A 2010 study demonstrated that Colostrinin significantly relieved amyloid-beta (Aß)-induced cytotoxicity, alleviated the effect of Aß-induced cytotoxicity and caused a significant reduction in the elevated levels of the antioxidant enzyme SOD1.

Another study showed that Colostrinin induces neurite outgrowth of pheochromocytoma cells and inhibits beta amyloid-induced apoptosis.

There were also studies of the Colostrinin components and their possible effect on aggregation of amyloid beta (Abeta1-42). Results presented suggest that NP - Colostrinin component, can directly interact with amyloid beta, inhibit its aggregation and disrupt existing aggregates acting as a beta sheet breaker and reduce toxicity induced by aggregated forms of Abeta.

Another study in day-old domestic chicks showed enhancement of long-term memory retention.

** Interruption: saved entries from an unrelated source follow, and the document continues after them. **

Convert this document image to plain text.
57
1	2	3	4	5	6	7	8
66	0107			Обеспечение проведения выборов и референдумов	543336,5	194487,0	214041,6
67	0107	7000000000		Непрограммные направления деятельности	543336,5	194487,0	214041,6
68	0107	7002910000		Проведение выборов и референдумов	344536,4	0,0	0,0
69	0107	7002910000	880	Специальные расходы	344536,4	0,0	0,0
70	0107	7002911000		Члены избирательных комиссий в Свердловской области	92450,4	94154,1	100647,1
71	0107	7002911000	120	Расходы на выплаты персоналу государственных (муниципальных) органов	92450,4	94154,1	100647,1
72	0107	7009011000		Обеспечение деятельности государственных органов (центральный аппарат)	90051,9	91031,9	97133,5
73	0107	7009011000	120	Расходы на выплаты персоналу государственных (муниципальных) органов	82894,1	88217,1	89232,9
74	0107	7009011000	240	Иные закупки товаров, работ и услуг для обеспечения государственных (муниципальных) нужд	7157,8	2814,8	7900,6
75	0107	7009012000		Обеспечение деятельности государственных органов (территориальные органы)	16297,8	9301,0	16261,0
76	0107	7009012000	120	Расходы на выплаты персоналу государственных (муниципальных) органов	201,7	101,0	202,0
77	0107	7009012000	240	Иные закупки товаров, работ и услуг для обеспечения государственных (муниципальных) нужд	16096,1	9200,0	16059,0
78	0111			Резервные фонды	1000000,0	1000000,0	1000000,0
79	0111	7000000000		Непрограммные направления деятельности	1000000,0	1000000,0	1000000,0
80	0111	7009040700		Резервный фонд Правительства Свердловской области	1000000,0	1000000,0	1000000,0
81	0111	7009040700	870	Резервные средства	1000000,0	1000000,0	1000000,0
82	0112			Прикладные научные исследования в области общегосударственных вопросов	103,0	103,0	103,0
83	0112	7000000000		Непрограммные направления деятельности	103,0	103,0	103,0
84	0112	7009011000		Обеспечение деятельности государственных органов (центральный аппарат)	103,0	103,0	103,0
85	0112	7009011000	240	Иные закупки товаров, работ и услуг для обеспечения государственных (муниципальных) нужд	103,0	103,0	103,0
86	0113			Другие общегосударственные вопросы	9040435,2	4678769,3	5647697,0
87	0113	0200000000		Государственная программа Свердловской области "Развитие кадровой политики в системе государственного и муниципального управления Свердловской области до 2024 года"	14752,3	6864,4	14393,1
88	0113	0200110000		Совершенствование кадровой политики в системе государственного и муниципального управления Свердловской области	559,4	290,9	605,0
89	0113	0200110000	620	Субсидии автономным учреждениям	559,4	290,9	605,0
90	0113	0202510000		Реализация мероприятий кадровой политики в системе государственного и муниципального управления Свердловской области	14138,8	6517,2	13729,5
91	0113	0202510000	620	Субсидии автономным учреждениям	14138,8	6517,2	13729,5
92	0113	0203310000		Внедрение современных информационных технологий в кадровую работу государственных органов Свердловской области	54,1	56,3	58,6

A randomized, double-blind, placebo-controlled trial from 2023 showed that daily use of Colostrinin improved scores on 2 of 5 cognitive tests in adults of various ages in Poland over a 4-month period.

===Anti-aging potential===

Colostrinin affects the early stages of Vitamin D3-induced phenotypic (CD11b and CD14) and functional (phagocytic) differentiation/maturation of monocytes/macrophages. When Colostrinin was administered to the cells after treatment with Vitamin D3, no attenuation of the differentiation/maturation process of the HL-60 cells was observed.

An in-vitro study completed in 2005 showed that Colostrinin can increase the lifespan of cells isolated from inbred mice predisposed to premature aging and death.

A 2006 study published in the Journal of Experimental Therapeutics and Oncology indicated that Colostrin reduces the mutation frequency in the DNA of cells. Such DNA damage is implicated in the general process of aging. The study, which was performed in both hamster and human cells, looked at the effect of Colostrinin on the frequency of defined DNA mutations in these cells as they occur naturally and when induced by various known chemical or physical agents. In cells stressed oxidatively, Colostrinin reduced the frequency of mutation induced by reactive oxygen species (ROS) to nearly background levels in a dose-dependent manner. Likewise, Colostrinin reduced the frequency of mutation caused by two mutagenic agents, methyl methane sulfonate and mitomycin-C, the latter often used in cancer chemotherapy. Notably Colostrinin decreased UVA and UVB radiation induced mutation frequency. These damaging radiations are a natural part of sunlight. UVA radiation plays a role in the induction of melanoma and UVB radiation is the primary cause of squamous cell carcinomas. It is suggested that the antimutagenic properties of Colostrinin are achieved via multiple mechanisms - by decreasing intracellular levels of ROS and so preventing DNA damage and by increasing the efficiency of natural DNA repair mechanisms.

==Toxicity==

There has been very little mention of toxicity in most published animal studies using Colostrinin, which may suggest that it exhibits low toxicity. Generally, treatment with Colostrinin in clinical studies has been well tolerated by both animals and humans, with any side-effects being mild and transient.

==Use by humans==

Tablets or capsules containing Colostrinin are available in many countries in the world and are sold as an OTC dietary supplement under various trade names.